Cisse only had one season in the English top flight, and his international career was similarly brief - his handful of caps for Mali all coming in 2008. But he treasures the memory of playing alongside big names such as Freddie Kanoute, and others.
"It was a team full of big players like Mahamadou Diarra, who was playing for Real Madrid, Seydou Keita from Barcelona, who was the best player I ever played with; Momo Sissoko from Liverpool.
The only problem was, they were playing in my position. I had no chance to play - I just had to go and watch them! It was a lot of travelling, and I didn't play as much as I would like." says Cisse.

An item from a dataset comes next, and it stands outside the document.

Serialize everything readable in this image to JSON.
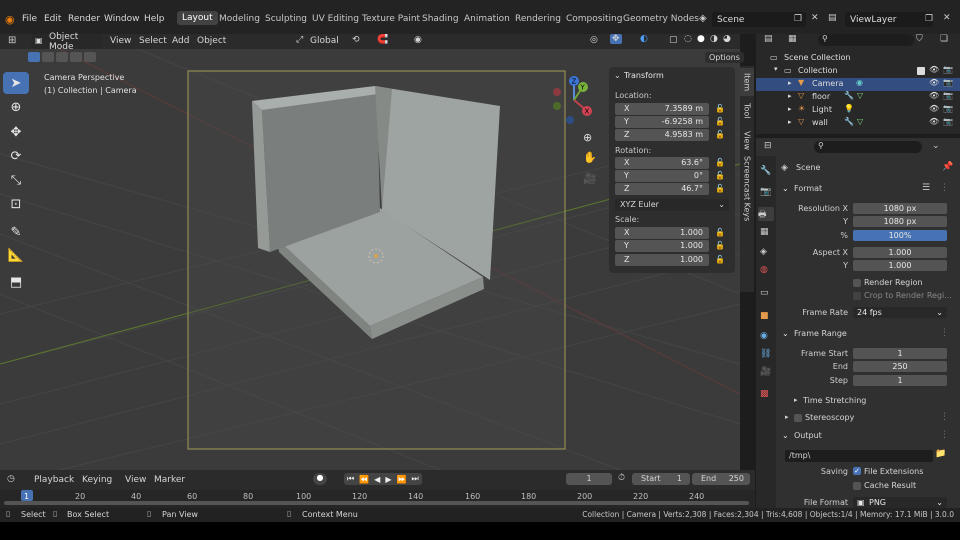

But he did play at some of football's most revered cathedrals - Anfield, White Hart Lane, even the Emirates, the home of his boyhood team.

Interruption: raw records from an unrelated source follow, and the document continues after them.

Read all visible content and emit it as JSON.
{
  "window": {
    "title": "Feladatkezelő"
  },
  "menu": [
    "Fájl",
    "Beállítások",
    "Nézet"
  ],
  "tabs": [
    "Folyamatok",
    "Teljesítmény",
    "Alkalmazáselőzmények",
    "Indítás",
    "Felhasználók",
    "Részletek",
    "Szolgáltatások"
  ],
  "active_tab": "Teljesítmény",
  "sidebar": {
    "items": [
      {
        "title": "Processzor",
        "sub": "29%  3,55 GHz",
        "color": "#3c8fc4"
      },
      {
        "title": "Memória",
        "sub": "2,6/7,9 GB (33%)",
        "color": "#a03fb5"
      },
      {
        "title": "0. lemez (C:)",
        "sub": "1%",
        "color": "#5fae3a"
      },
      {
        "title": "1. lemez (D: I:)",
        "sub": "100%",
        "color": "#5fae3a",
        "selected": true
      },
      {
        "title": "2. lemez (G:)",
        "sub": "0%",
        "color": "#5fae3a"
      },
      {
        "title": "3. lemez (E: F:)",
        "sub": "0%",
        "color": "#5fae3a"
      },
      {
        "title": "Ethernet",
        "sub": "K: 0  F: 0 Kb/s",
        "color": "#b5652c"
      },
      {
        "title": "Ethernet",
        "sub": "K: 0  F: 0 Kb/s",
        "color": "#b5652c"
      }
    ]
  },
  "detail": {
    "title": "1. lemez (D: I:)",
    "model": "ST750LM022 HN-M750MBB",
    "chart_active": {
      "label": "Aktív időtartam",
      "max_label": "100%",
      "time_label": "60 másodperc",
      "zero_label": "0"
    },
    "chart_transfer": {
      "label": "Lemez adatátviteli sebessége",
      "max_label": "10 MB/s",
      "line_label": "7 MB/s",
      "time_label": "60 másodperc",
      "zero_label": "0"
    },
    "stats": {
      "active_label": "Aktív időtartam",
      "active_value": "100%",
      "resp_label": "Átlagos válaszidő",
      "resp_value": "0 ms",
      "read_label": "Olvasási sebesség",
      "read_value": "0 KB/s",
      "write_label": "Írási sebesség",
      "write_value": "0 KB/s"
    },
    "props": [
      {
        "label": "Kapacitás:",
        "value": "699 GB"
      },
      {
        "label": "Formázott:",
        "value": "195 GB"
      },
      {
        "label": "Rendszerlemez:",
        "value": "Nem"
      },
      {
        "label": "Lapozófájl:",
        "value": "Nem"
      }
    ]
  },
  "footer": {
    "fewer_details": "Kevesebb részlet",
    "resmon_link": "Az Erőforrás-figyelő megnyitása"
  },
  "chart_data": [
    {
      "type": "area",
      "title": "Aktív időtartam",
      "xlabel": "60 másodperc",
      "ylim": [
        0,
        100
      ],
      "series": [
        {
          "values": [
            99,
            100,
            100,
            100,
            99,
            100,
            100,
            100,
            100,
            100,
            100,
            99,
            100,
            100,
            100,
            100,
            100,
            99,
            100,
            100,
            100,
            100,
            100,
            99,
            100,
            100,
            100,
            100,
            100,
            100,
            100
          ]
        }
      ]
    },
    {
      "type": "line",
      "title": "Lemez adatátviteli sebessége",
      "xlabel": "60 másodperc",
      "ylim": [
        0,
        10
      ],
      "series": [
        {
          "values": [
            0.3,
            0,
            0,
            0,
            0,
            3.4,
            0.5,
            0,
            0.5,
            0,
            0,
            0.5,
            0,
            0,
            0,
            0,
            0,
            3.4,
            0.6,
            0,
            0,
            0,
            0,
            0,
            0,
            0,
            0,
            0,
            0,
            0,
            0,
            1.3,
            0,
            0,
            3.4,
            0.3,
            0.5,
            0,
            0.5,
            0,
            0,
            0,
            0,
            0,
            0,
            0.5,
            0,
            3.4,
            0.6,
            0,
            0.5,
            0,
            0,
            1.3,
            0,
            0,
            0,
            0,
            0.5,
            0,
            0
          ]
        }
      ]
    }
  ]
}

"I was an Arsenal fan as a kid - because of being from a French community," says Cisse.
"They had (Robert) Pires, (Thierry) Henry, (Emmanuel) Petit, and also Patrick Vieira, who is from my town.
"When I was young, I watched a Champions League game between Arsenal and Lille at Highbury - that was where I wanted to play, but I never did. The Emirates is a great stadium - but Highbury was more historic.".
But before his own playing career passes into history, Cisse is hoping to have some more memorable experiences with the Mariners.
The revamped outfit from Gosford are expected to put in a much better showing this season, and Cisse has become good friends with the A-League's most famous triallist - Usain Bolt.
"I offer him advice on football - I am not a coach, but I try to make him feel comfortable. It is his first time working with a group because he came from an individual sport. It's something he is not used to," says Cisse.
"I try to help him, and explain the game to him, to make sure he enjoys himself. Yeah we socialise together - he is a very easy going guy, very cool, he doesn't have a big ego. He has adapted very easily to the group because of that.
"It's easy for me to say we (the Mariners) are going to do better than last year - because they finished bottom! But our target is to be at least in the top six. I think it's not too arrogant to think that.
"Then from there, we will see. That's our first target. When you see the quality of Oar, McCormack, McGlinchey, Simon, O'Neill, we have a decent team." he adds.